Look across the Atlantic today and you might spot the U.S. military’s future.

As the Pentagon prepares to cut spending, the British Defense Ministry is apparently well on its way toward slashing its budget, with plans to reduce the size of its Army to levels not seen since around the 19th century.

The British defense secretary is expected to announce that the army will shrink from its current size of about 100,000 regular, active-duty troops to about 84,000 by 2020 as part of a radical restructuring, according to British news reports. The last time the force was that small was during the Boer War of 1899-1902.

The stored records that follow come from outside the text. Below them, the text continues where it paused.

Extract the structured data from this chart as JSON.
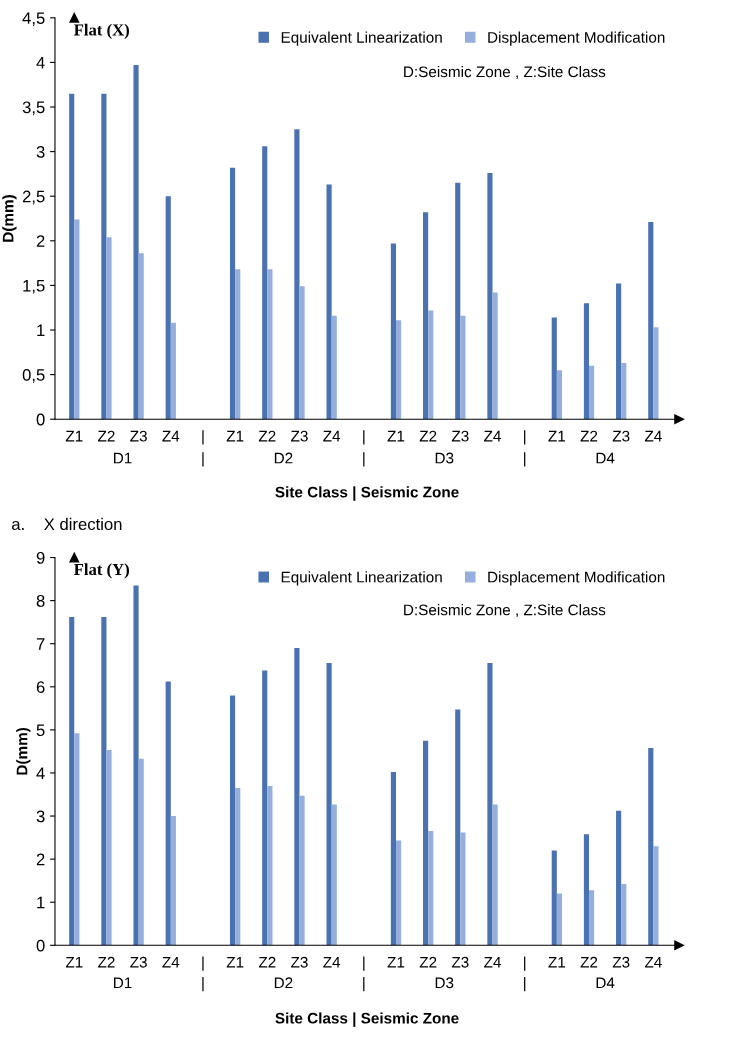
{
  "chart_data": [
    {
      "type": "bar",
      "title": "Flat (X)",
      "subtitle": "D:Seismic Zone , Z:Site Class",
      "xlabel": "Site Class | Seismic Zone",
      "ylabel": "D(mm)",
      "categories": [
        "Z1",
        "Z2",
        "Z3",
        "Z4",
        "|",
        "Z1",
        "Z2",
        "Z3",
        "Z4",
        "|",
        "Z1",
        "Z2",
        "Z3",
        "Z4",
        "|",
        "Z1",
        "Z2",
        "Z3",
        "Z4"
      ],
      "series": [
        {
          "name": "Equivalent Linearization",
          "color": "#4a72b0",
          "values": [
            3.65,
            3.65,
            3.97,
            2.5,
            null,
            2.82,
            3.06,
            3.25,
            2.63,
            null,
            1.97,
            2.32,
            2.65,
            2.76,
            null,
            1.14,
            1.3,
            1.52,
            2.21
          ]
        },
        {
          "name": "Displacement Modification",
          "color": "#95aedb",
          "values": [
            2.24,
            2.04,
            1.86,
            1.08,
            null,
            1.68,
            1.68,
            1.49,
            1.16,
            null,
            1.11,
            1.22,
            1.16,
            1.42,
            null,
            0.55,
            0.6,
            0.63,
            1.03
          ]
        }
      ],
      "ylim": [
        0,
        4.5
      ],
      "yticks": [
        0,
        {
          "value": 0.5,
          "label": "0,5"
        },
        1,
        {
          "value": 1.5,
          "label": "1,5"
        },
        2,
        {
          "value": 2.5,
          "label": "2,5"
        },
        3,
        {
          "value": 3.5,
          "label": "3,5"
        },
        4,
        {
          "value": 4.5,
          "label": "4,5"
        }
      ],
      "grid": false,
      "legend": "top right",
      "annotations": [
        "D1",
        "|",
        "D2",
        "|",
        "D3",
        "|",
        "D4",
        "a.    X direction"
      ]
    },
    {
      "type": "bar",
      "title": "Flat (Y)",
      "subtitle": "D:Seismic Zone , Z:Site Class",
      "xlabel": "Site Class | Seismic Zone",
      "ylabel": "D(mm)",
      "categories": [
        "Z1",
        "Z2",
        "Z3",
        "Z4",
        "|",
        "Z1",
        "Z2",
        "Z3",
        "Z4",
        "|",
        "Z1",
        "Z2",
        "Z3",
        "Z4",
        "|",
        "Z1",
        "Z2",
        "Z3",
        "Z4"
      ],
      "series": [
        {
          "name": "Equivalent Linearization",
          "color": "#4a72b0",
          "values": [
            7.62,
            7.62,
            8.35,
            6.12,
            null,
            5.8,
            6.38,
            6.9,
            6.55,
            null,
            4.02,
            4.75,
            5.47,
            6.55,
            null,
            2.2,
            2.58,
            3.12,
            4.58
          ]
        },
        {
          "name": "Displacement Modification",
          "color": "#95aedb",
          "values": [
            4.92,
            4.53,
            4.33,
            3.0,
            null,
            3.65,
            3.7,
            3.47,
            3.27,
            null,
            2.43,
            2.65,
            2.62,
            3.27,
            null,
            1.2,
            1.28,
            1.42,
            2.3
          ]
        }
      ],
      "ylim": [
        0,
        9
      ],
      "yticks": [
        0,
        1,
        2,
        3,
        4,
        5,
        6,
        7,
        8,
        9
      ],
      "grid": false,
      "legend": "top right",
      "annotations": [
        "D1",
        "|",
        "D2",
        "|",
        "D3",
        "|",
        "D4"
      ]
    }
  ]
}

British officials, meantime, plan to shift more training and resources to reserve forces.

Germany, for its part, announced earlier this year that it could reduce the size of its armed forces from 240,000 to 180,000 personnel. It also announced it would suspend the draft.

The Pentagon is in the midst of its own comprehensive review to identify cuts and meet the Obama administration’s request to trim $400 billion from the defense budget over the next 12 years.

It’s unlikely that any shrinking of the U.S. military will be as drastic as has been the case in Europe. But former defense secretary Robert M. Gates, before leaving office, warned that the country’s bleak fiscal outlook would probably force the Pentagon to reduce the size of the military to some extent.

He also warned against a hollowing-out of the force — a mantra picked up by his successor, Leon Panetta.

“I’ve said repeatedly that I’d rather have a smaller, superbly capable military than a larger, hollow, less-capable one,” Gates said in May.

On Friday, Ashton Carter, the undersecretary of defense for acquisition, technology and logistics, said that Pentagon officials know they will face difficult choices about spending cuts and that the military’s pre-existing mind-set — in which the Defense Department “could always reach for more money” — can no longer apply.

But Carter suggested that there should be ways to find some savings without slashing personnel or weapons systems.

“What we would like to do as we deal with the circumstances of a smaller budget is make capability and force structure and strategic choice the last thing you get to in a budget drill and not the first thing you get to,” he told an audience at the Brookings Institution.

He noted, for example, that, for every 30 cents the Pentagon spends on developing and acquiring weapons systems, it spends 70 cents maintaining them. For every 45 cents the Pentagon spends on goods such as planes and ships, it spends 55 cents on services.

Said Carter: “These are the parts of the defense budget that are, so to speak, below the water line, but they’re very substantial.”